People of the Kingdom

Book Reflection // August 20, 2022 // View the Series

The Parables of Jesus by James Montgomery Boice

Chapter 3 // Matthew 13:44-46

The parables put before us now are examples of the doctrines of election and irresistible grace. There is often a misunderstanding that comes along with these two doctrines. One is that God will drag the reluctant sinner against his wishes into heaven and the second being that God will deny salvation to someone who truly seeks him. These two parables are set against both of these mischaracterizations as they demonstrate that the first and necessary step in salvation is a new heart or regeneration by God alone. Only a sinner that has been given a new heart will then have a new desire for Christ and seeing the immense value of Jesus, that person will lose everything to simply have Jesus.

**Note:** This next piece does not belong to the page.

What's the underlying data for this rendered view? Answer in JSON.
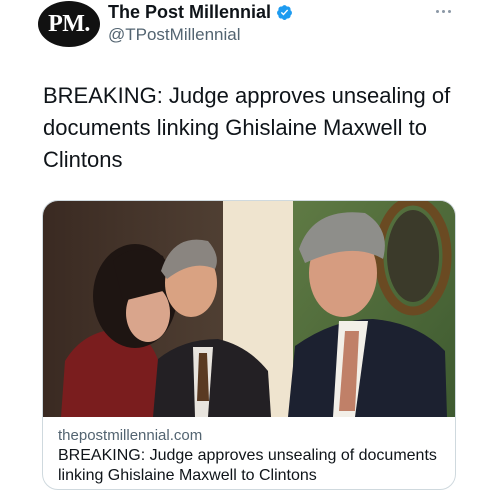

The Treasure and the Pearl

It is important to first remember that the presupposition of these parables is that God has already brought about the regeneration of the two people we are looking at. The man who finds the treasure and the merchant who finds the pearl are like the soil where the gospel has been planted and is beginning to bear fruit. There is an interesting difference between the two people in these parables. First, the one who found the treasure wasn’t looking for it. He is like the person who has no apparent interest in Christ, until one day his eyes are opened and he sees the irresistible love of Jesus. This is an illustration of Isaiah 65:1, “I was ready to be sought by those who did not ask for me; I was ready to be found by those who did not seek me.” The second person seems to be searching intentionally for God and salvation and when he finds Jesus presented as the only means of salivation, he is overjoyed.

Pursuing the Prize

Here we now come to the central focus of the parables. Both of the people may have come to this point from different perspectives, but their reactions to finding Christ are identical.

  1. They recognized the value of what they had found. Both of the people in the parable could easily recognize the value of the treasure and the pearl that was found. Is it surprising that neither of these people walked away from the valuable item that was found? If we were walking along the path in a field and stumbled across an immensely valuable treasure, we would be labeled foolish to just shrug our shoulders and walk away. No, the wise person will move to the second step once they have identified the treasure.
  2. They were determined to have it. There is a necessary next step after finding and identifying the treasure. There must rightly be a determination to attain this valuable treasure. In both cases of the parable, the finders had to make a drastic life altering decision. Priorities would have to be adjusted and lifestyles would have to necessarily change. There would need to be a lot of time and effort. What’s the price we must all pay? “The price is only that you be willing to come to God in God’s way.” We must do away with our self-righteousness and trust in Christ alone for salvation.
  3. They sold everything to have it. Once the value had been identified and the determination to have it declared, both people sold everything to make the purchase. There was no holding back. There was no half-way in this action. They sold everything they had. “Clearly, it is a picture of renouncing everything that might be a hindrance to attaining that great prize.” This is the crux of the matter. We must rid ourselves of old prejudices and self-righteousness. We must rid ourselves of sinful pleasures as we love Christ through obedience to his commandments.
  4. They acquired the treasure. The actual purchase of the treasure is important. “It stresses that Christ must actually become ours by faith, which is the means of appropriation.” There must be an intellectual, emotional, and volitional action in this purchase. Faith is not a group event. We cannot simply trust in the faith of our spouse, parent or friend. Faith is an individual matter.

So, what do we learn from these parables? The cost of salvation is simple… Me. Jesus wants me. All of me. Not just the bits and pieces I am willing to give over to him. If I have truly seen the value of this treasure and I see the beauty of this pearl that is above all others, then I will not hold back. I will give every fiber of my being to Jesus. My thoughts. My desires, My motivations. My goals. My ambitions. My finances. My relationships. My material things. I will sell off all that hinders me from loving Jesus with all my heart, soul, mind, and strength. This is that irresistible grace of Jesus. Once I see the beauty of Jesus, I will want nothing else. I will be satisfied with nothing else. I will only want Jesus, no matter the cost.

I would rather be a doorkeeper in the house of my God than dwell in the tents of wickedness.